Infantile colic is a diagnosis of exclusion as the symptoms of colic are non specific. Your doctor would make the diagnosis when he has ruled out all other causes such as hernia, volvulus, intussusception, severe nappy rash, and an infection in the ear or the brain.

  • Colic usually starts when your baby is two to four weeks old and may last for a few months.

  • Baby cries loudly and cannot be comforted.

  • Baby may look uncomfortable and appear to be in pain.

  • Baby may cry for two or three hours, roughly at the same time, usually once or twice a day, usually in the late afternoon or evening.

  • Baby may draw up his legs, clench his fists, and become red in the face.

  • Baby may arch his back or become stiff

  • Some baby's stomachs rumble severely and they may produce a wind

                                        How to relieve colic

    Since colic is not fully understood, there is no single treatment. Different babies are comforted in different ways, and you may need to try a few methods to see what works best for your baby. There are several things that you can try:    

  • Some babies with colic calm down if they are rocked either in a cradle, a rocking chair or on your lap.

  • Some babies need decreased stimulation and may do well swaddled, in a darkened room away from noise

  • Gently massaging your baby’s tummy may help as it may help him to pass wind. Massage in a circle, moving your hand from left to right.

  • Place your baby across your lap on his tummy and rub his back.

  • Take your baby out for a drive or a stroll outside.

  • Sometimes baby can be soothed with music. It may help to sing to your child or play music. Talk to your baby in soft soothing voice.

  • Burp your baby more often after feeds.
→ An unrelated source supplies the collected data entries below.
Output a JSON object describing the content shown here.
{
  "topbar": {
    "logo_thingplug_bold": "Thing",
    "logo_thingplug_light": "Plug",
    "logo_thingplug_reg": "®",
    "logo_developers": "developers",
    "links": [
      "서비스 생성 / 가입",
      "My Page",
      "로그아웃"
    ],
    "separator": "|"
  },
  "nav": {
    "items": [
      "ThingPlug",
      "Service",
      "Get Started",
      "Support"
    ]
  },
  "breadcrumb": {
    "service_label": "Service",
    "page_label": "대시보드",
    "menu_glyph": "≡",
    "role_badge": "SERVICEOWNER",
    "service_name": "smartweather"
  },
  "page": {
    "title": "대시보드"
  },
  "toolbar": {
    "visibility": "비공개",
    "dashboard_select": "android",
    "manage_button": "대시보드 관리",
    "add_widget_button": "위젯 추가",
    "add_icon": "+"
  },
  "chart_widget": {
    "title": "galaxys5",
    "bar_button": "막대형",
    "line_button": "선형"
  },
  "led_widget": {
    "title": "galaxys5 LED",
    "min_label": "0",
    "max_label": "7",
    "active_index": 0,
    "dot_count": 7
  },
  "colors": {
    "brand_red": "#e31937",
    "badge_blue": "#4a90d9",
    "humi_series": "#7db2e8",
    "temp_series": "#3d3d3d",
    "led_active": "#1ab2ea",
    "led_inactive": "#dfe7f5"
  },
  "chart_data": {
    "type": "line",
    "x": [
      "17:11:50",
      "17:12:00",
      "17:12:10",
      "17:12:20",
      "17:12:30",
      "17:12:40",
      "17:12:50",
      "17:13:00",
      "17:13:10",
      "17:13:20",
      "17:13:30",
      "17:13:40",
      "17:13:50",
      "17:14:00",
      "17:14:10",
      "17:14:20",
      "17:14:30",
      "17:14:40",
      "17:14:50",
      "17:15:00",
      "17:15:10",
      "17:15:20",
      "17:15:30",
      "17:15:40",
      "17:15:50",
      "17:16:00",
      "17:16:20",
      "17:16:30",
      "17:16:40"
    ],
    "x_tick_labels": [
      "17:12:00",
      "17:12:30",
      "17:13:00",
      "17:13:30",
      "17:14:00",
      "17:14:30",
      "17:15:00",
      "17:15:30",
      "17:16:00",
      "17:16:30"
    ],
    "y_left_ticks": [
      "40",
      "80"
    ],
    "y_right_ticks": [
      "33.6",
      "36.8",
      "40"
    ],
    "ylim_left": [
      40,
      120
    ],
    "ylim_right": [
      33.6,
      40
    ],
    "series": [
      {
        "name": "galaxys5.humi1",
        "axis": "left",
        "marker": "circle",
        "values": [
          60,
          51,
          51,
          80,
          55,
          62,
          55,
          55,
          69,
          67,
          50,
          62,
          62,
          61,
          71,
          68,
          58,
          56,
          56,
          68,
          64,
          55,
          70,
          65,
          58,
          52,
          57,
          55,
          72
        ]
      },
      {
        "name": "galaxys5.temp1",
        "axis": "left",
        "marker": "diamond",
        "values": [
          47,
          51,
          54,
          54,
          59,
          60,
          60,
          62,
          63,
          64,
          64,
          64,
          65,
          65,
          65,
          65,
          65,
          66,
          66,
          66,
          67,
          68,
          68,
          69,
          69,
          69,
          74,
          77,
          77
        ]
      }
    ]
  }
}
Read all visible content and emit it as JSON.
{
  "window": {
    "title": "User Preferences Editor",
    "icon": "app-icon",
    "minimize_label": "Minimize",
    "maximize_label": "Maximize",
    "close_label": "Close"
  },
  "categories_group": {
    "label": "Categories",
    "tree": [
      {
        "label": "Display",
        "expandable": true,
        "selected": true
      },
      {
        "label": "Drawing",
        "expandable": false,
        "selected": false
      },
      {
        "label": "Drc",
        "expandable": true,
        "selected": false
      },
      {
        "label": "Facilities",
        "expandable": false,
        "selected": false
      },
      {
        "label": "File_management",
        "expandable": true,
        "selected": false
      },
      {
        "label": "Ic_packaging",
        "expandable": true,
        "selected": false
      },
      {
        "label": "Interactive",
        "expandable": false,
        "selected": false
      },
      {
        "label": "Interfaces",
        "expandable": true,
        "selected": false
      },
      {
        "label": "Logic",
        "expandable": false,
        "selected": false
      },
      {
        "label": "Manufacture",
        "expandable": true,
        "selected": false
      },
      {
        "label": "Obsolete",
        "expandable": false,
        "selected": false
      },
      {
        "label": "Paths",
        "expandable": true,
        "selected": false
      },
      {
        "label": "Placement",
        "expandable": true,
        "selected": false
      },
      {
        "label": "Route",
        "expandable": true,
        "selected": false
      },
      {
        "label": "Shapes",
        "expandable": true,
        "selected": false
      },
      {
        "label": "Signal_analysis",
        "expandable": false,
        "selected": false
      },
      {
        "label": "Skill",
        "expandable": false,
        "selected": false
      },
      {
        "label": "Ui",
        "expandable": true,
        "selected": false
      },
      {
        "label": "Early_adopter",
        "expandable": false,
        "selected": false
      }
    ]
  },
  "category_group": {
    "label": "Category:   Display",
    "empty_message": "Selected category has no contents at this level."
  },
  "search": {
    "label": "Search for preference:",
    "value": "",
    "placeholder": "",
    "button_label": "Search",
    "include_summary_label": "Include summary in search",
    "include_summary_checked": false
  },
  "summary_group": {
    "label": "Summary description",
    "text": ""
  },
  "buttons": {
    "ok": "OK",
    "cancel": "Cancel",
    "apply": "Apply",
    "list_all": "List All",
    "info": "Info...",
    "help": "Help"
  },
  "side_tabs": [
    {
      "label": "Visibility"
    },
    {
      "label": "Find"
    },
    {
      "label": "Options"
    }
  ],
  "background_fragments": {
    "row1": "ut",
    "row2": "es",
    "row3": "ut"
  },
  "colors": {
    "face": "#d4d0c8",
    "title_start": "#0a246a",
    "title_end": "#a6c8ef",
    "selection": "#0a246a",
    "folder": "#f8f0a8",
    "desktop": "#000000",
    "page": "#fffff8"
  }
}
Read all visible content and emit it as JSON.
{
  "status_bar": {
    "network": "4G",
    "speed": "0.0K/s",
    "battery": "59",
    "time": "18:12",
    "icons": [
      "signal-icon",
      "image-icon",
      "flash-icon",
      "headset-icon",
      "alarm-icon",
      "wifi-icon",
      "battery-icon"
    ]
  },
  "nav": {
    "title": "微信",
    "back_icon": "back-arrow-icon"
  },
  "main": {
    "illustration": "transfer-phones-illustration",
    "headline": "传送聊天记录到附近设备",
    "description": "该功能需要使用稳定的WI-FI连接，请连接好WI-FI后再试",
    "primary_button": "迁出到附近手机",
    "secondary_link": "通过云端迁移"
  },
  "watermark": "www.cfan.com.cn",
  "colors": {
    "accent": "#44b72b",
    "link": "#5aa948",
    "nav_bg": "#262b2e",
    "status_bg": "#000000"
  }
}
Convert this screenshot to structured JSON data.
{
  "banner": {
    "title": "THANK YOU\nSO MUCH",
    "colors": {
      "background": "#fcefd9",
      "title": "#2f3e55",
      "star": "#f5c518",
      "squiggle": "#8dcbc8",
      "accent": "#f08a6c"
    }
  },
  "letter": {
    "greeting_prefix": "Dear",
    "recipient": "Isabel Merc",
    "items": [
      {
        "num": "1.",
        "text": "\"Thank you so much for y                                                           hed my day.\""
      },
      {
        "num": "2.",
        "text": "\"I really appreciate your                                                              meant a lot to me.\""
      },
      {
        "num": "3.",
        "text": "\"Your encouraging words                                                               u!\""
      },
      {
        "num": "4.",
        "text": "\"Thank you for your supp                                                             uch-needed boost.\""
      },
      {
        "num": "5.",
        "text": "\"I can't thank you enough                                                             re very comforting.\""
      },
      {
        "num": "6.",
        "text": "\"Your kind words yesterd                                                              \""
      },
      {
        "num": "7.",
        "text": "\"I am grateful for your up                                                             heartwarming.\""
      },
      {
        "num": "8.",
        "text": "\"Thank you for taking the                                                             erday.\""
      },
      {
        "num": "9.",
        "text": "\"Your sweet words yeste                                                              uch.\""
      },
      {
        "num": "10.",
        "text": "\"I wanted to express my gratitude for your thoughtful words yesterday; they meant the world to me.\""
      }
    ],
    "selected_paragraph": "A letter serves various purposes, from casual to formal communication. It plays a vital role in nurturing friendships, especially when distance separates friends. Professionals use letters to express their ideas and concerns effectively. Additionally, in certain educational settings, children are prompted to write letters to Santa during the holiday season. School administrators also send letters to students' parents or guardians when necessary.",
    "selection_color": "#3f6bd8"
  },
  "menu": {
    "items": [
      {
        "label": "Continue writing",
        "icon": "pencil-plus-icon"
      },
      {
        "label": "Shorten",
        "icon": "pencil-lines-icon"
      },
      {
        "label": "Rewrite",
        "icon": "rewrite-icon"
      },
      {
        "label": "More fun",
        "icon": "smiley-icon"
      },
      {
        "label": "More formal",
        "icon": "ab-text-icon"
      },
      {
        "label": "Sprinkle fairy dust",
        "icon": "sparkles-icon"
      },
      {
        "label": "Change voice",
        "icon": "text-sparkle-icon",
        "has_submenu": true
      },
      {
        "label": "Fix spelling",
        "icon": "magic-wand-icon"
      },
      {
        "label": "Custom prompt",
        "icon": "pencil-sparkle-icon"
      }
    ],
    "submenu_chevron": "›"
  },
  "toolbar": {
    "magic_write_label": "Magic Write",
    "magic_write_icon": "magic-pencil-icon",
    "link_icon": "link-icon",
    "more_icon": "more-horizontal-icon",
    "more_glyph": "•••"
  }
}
  • Your doctor may suggest changing your baby’s diet. This may help if your baby is bottle feeding and is sensitive to cow’s milk protein.

  • If you are bottle feeding, changing the size of the hole in the teat may help, as too small a teat can cause your baby to swallow air. Your doctor may also recommend changing to a different formula to see if it helps.

  • If nothing works, your doctor may prescribe you anti-spasmodic drops. It may help by relieving trapped wind.

You may find it very stressful to cope with the constant crying, especially, when there may be little you can do except try to comfort him and wait for the crying to pass.Watching your baby cry for hours can be very upsetting, especially for first time parents. It’s just a question of hanging on as best as you can. It may be hard to imagine, but this stage should last a few weeks at the most. When you can, take some time out for yourself. Having a healthy meal every day will help you to keep up your energy levels. You may also need to call on your family as reinforcement. It’s better to ask for help than to wear yourself out completely.

You can chat to other parents who are in a similar situation in our baby club.


Colic might not be the only cause of your child's discomfort. If your baby cries loudly all the time and cannot be comforted, you should first consult a doctor before deciding if he or she has colic.